Морис развязал ее. Тогда она раскрыла глаза и встала в исступлении, от которого красота ее сделалась истинно ослепительной.
Женевьева обвила одной рукой шею Мориса, другой взяла руку Лорена и, стоя в телеге, в которой у ног их лежали две другие жертвы, оцепеневшие от предчувствия смерти, они втроем устремили к небу взор и жесты, полные благодарности.
Народ, оскорблявший их насмешками, покуда они сидели, замолчал, когда увидел их вставшими.
Вдали показался эшафот.
Морис и Лорен увидели его, но Женевьева не видела. Она смотрела на своего возлюбленного.
Тележка остановилась.
— Я люблю тебя, — повторяла Женевьева Морису, — я люблю тебя!
— Женщину сперва, женщину вперед! — закричала тысячная толпа.
— Спасибо, народ, — проговорил Морис. — Кто же это смел говорить про тебя, что ты жесток?
Он схватил Женевьеву в объятия и, прильнув губами к ее губам, донес ее и передал Сансону.
— Мужайся! — крикнул Лорен. — Мужайся!
— У меня достаточно мужества, — ответила Женевьева.
— Я люблю тебя, — шептал Морис. — Я люблю тебя!
Казалось, что казнили не жертвы, а друзей, которые устроили себе праздник из смерти.
— Прощай! — крикнула Женевьева Лорену.
— До свидания! — ответил тот.
Женевьева исчезла под роковым подъемом.
— Твой черед! — проговорил Лорен.
— Нет, твой, — сказал Морис.
— Слушай! Она зовет тебя.
И действительно, раздался последний возглас Женевьевы.
— Иди! — крикнула она.
В толпе произошло большое смятение.

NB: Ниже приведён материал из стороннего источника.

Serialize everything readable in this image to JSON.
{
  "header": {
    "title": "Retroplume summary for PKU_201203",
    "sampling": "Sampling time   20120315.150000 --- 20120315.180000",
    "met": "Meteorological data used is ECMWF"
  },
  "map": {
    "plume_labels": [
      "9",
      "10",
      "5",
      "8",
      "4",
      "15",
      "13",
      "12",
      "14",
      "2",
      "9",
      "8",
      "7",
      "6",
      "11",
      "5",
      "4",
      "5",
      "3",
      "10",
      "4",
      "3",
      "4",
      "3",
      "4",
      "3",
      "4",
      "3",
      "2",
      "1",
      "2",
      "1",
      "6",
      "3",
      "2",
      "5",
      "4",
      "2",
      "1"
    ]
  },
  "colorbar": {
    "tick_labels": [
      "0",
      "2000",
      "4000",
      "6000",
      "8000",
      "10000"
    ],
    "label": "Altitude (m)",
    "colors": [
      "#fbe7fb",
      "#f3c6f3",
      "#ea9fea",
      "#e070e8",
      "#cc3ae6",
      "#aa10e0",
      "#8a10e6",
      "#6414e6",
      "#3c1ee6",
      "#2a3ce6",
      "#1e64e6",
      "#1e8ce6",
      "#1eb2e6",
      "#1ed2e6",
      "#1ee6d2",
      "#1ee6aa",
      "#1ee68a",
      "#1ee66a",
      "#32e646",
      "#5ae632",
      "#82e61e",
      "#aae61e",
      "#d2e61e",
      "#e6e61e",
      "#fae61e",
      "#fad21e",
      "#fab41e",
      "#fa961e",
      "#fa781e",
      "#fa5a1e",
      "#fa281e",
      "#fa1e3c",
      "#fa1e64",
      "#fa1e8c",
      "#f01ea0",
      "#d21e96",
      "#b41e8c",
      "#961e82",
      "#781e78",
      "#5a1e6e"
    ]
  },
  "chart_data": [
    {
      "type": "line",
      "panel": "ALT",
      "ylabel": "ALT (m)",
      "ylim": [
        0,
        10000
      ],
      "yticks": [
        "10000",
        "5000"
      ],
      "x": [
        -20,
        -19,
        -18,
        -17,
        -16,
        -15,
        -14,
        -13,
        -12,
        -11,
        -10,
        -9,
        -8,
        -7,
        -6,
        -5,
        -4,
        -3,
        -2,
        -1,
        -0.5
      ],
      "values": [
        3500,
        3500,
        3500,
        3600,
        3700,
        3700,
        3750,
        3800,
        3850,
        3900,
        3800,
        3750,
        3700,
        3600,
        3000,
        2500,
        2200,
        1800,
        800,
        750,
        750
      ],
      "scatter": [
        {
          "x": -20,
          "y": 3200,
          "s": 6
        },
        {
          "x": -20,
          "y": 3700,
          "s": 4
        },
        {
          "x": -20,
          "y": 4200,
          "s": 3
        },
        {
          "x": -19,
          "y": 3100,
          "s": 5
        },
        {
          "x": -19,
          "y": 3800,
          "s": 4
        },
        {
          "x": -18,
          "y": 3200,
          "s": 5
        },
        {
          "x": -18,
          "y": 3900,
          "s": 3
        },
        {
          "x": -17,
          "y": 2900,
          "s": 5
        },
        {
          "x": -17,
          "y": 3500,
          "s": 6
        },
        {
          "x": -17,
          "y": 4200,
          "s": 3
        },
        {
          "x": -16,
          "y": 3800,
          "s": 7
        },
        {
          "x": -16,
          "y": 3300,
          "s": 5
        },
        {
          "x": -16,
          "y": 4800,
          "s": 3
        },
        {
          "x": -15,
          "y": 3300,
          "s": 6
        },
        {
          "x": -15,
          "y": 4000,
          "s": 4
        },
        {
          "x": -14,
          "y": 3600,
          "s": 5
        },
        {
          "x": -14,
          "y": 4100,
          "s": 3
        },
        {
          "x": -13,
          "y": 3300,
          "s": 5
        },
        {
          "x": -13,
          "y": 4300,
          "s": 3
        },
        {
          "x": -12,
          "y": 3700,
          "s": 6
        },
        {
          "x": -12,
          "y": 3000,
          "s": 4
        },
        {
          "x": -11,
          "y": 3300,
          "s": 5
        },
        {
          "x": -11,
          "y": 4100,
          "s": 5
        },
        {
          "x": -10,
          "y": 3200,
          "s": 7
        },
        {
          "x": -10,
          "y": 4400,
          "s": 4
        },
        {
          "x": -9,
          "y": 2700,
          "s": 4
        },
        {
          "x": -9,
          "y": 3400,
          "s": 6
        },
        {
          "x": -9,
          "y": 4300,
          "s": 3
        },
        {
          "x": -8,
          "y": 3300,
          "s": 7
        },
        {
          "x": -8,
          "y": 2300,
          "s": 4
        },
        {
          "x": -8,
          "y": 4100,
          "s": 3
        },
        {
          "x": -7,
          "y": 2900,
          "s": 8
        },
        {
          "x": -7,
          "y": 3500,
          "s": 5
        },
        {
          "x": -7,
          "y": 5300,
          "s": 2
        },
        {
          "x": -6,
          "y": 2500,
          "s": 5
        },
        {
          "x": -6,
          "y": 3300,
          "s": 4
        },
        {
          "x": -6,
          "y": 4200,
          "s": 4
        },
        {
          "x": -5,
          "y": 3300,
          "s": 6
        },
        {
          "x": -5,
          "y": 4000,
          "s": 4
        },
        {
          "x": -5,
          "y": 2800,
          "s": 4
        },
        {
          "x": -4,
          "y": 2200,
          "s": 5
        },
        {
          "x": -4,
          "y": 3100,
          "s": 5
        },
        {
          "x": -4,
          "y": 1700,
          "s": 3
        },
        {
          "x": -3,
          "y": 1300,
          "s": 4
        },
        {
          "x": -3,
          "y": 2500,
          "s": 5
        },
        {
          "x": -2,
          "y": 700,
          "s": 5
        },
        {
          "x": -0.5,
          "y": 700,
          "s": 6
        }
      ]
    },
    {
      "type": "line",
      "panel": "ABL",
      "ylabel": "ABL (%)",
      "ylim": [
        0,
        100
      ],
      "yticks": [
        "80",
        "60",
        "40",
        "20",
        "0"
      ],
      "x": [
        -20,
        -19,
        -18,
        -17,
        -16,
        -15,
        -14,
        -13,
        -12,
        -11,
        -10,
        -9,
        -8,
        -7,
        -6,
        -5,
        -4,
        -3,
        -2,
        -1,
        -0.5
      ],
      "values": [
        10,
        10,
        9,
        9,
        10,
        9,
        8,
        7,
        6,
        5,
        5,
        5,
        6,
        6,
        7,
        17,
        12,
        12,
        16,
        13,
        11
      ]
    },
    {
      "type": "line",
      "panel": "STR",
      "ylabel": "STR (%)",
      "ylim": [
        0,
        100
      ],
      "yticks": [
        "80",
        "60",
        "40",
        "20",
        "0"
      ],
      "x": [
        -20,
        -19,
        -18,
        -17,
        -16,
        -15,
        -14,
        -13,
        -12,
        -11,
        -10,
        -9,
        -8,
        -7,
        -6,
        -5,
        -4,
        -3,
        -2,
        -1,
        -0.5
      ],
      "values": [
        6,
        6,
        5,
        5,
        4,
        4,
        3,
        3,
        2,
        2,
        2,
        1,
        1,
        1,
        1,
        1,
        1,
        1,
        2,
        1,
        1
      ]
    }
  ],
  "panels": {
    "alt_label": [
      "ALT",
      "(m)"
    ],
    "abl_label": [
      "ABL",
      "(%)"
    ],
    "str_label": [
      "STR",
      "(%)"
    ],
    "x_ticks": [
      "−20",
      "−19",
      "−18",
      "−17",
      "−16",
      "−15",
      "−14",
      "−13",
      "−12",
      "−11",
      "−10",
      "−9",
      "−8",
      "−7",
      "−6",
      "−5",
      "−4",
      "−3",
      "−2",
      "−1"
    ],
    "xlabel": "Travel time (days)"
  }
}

Прекрасная изящная головка упала на эшафот.
Морис бросился вперед.
— Это высшая справедливость, — говорил Лорен. — Слышишь, какая логика, Морис?
— Да.
— Она любила тебя, ее казнят первую; ты не осужден, ты умираешь вторым; я ничего не сделал, а так как я самый большой преступник из всех троих, то я умираю последним.
— Гражданин Сансон, я обещал тебе четыре стиха, но ты будешь доволен двумя.
— Я любил тебя, — проговорил Морис, привязанный к роковой доске и улыбаясь голове своей подруги, — я люб…
Топор рассек слово на половине.
— Теперь моя очередь! — вскричал Лорен, вскочив на эшафот. — Да поскорее, а не то я потеряю голову… — Гражданин Сансон, я лишил тебя пары стихов, но зато дарю тебе каламбур.
Сансон связал его, в свою очередь.
— Господа публика, — сказал Лорен, — нынче в моде кричать кому-нибудь перед смертью: «Да здравствует!» Во время оно кричали: «Да здравствует король!» — но теперь нет короля. Потом кричали: «Да здравствует свобода!» — но теперь нет свободы. Итак — «Да здравствует Симон, соединивший нас троих!»
И голова великодушного молодого человека скатилась к головам Мориса и Женевьевы.
Революция и гильотина
(Заметки на полях романа)
Звезда литературной славы Александра Дюма вспыхнула сразу же после первых написанных им драм. С методичностью хорошо отлаженной машины во все ускоряющемся темпе он выбрасывал из своего спартански простого рабочего кабинета на «съедение» читателям, зрителям роман за романом, драму за драмой. Словно при вспышке сверхновой, в мощном излучении на какое-то время блекло даже созвездие его великих соотечественников: Оноре Бальзака, Виктора Гюго, Эжена Сю… Для оценки феномена Дюма очень подходят размышления Жюля Ренара, тоже французского писателя:
«Талант — вопрос количества. Талант не в том, чтобы написать одну страницу, а в том, чтобы написать их триста. Нет такого романа, который не мог бы родиться в самом заурядном воображении; нет такой прекрасной фразы, которую не мог бы выдумать начинающий писатель. И тогда остается только взяться за перо, положить перед собою бумагу и терпеливо ее исписывать. Сильные волей не колеблются. Они садятся за стол, они обливаются потом. Они доведут дело до конца. Они изведут все чернила, они испишут всю бумагу. И в этом отличие талантливых людей от малодушных, которые никогда ничего не начнут. Литературу могут делать только волы. Самые мощные волы — это гении, те, что не покладая рук работают по восемнадцать часов в сутки. Слава — это непрерывное усилие».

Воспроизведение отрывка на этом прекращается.